María, la mujer del sastre, estaba pálida, había dejado de quejarse y creo que ni siquiera nos veía.

Pedí a la abuela que trajese una sopa clara, caliente pero que no quemase, y que se la diese a la recién parida.

Levanté el vestido de la joven. Su vientre era como un globo desinflado. Palpé la carne trémula y la mujer gimió. Como me había temido, el útero estaba blando. No había conseguido contraerse y seguía sangrando. Comencé a masajearlo.

—¿Eso sirve? —preguntó el marido.

—Algunas veces.

Pero la inundación roja seguía imparable. Coloqué mis dos manos justo por encima de su ombligo y con una gran inspiración, pregunté:

—¿Alguien sabe contar hasta cien?

Nadie sabía, así que les dije que rezaran un padrenuestro y conté yo misma, muy despacio, haciendo toda la fuerza que podía y pidiendo en mi corazón a algún Dios que no hiciera parir a las mujeres.

—¡Ha dejado de sangrar! —exclamó la madre de María.

Recé para que la sangre no volviera y seguí apretando.
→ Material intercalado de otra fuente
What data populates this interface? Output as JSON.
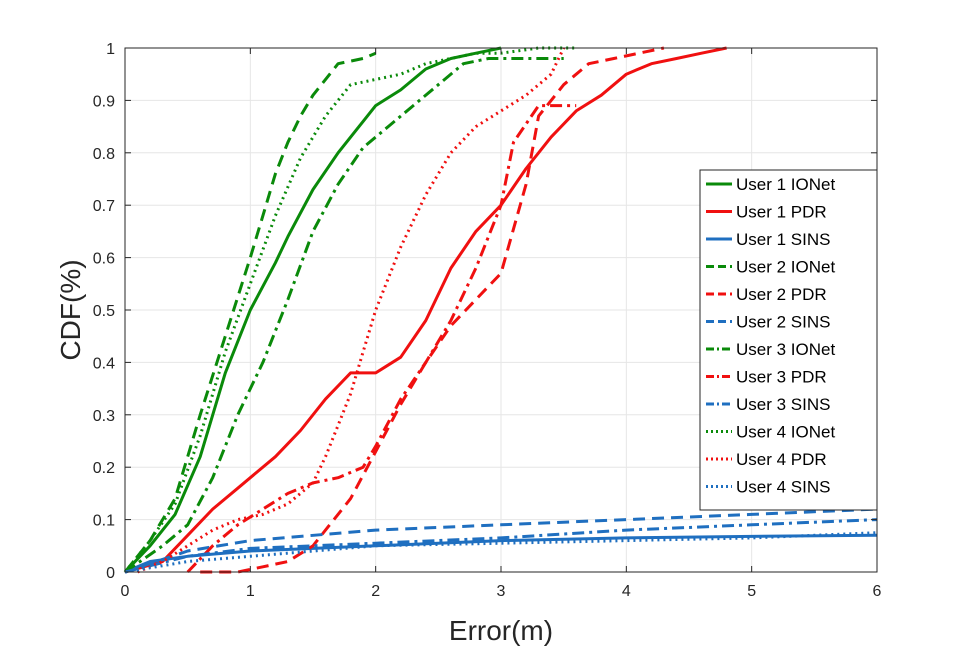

Entonces, levanté lentamente la mano. Todos estábamos inmóviles. El tiempo se detuvo. La madre de María se había quedado petrificada con los brazos extendidos y el cuenco de sopa alzado hacia el cielo, como en la consagración de una misa. Ni siquiera el bebé se movía.

No hubo más sangre. Hubo abrazos, besos y dos ducados. La mujer del sastre abrió los ojos y se tomó la sopa. Todo el pueblo se alegró, menos el barbero.